Getting a cross-functional team in front of real users is worth almost any amount of organizational effort to make happen. The engineers who visited customer sites made better decisions than the ones who hadn't. That's not a coincidence.

The maintainers we worked with were some of the best users I've encountered in my career. They were knowledgeable, passionate about their work, and genuinely invested in helping us understand it. They wanted us to get it right as much as we did.
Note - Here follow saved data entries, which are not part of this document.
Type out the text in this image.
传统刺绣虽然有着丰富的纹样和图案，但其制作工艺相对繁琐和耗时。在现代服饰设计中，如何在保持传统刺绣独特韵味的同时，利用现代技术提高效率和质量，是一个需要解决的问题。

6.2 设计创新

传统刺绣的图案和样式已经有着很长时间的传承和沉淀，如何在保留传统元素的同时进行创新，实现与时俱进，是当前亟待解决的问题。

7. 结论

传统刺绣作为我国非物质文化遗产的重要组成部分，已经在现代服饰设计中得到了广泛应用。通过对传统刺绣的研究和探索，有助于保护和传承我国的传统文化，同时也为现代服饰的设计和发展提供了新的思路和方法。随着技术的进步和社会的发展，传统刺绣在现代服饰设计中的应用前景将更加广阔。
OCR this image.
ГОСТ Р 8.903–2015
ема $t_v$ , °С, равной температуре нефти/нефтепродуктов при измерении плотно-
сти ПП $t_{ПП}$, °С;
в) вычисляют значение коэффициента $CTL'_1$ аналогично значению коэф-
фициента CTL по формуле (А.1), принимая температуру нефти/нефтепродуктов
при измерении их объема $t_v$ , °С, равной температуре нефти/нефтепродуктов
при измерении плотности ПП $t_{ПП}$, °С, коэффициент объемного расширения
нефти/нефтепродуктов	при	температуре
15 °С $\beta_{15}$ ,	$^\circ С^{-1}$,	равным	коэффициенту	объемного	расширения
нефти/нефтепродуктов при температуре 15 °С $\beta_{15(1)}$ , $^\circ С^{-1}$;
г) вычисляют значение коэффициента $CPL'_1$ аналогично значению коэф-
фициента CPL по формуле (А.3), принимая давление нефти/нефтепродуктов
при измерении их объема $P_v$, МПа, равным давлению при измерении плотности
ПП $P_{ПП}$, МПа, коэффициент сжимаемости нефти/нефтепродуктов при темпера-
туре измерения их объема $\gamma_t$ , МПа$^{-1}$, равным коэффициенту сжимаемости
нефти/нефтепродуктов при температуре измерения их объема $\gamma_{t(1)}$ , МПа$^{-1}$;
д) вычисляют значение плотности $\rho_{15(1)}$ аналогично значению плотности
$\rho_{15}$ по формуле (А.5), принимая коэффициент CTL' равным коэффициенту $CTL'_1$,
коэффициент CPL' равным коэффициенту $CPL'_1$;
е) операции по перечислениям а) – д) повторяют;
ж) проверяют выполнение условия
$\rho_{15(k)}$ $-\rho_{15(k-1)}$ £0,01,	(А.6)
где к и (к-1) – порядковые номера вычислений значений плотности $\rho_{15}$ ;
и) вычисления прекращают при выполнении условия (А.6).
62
That kind of user relationship doesn't happen automatically — it requires building trust, showing up prepared, and treating their time and expertise with respect.

One broader conversation happening across our aerospace team at the time was the idea of a digital engine logbook. We'd discussed it as a potential future direction, but maintainers in the field were cautious. The logbook is a legal document — it traces the aircraft's entire maintenance history and directly affects resale value. Losing it to a corrupted file wasn't theoretical; it was a real concern. That conversation was a useful reminder that users often have very good reasons for holding onto analog systems, even when a digital alternative seems obvious.

And finally: hardware and software need each other earlier than anyone thinks. The Bluetooth-through-aircraft-skin problem wasn't unsolvable — but discovering it late in the process cost us time we could have spent building. Tighter integration between the hardware and software teams from the start would have made the alpha smoother.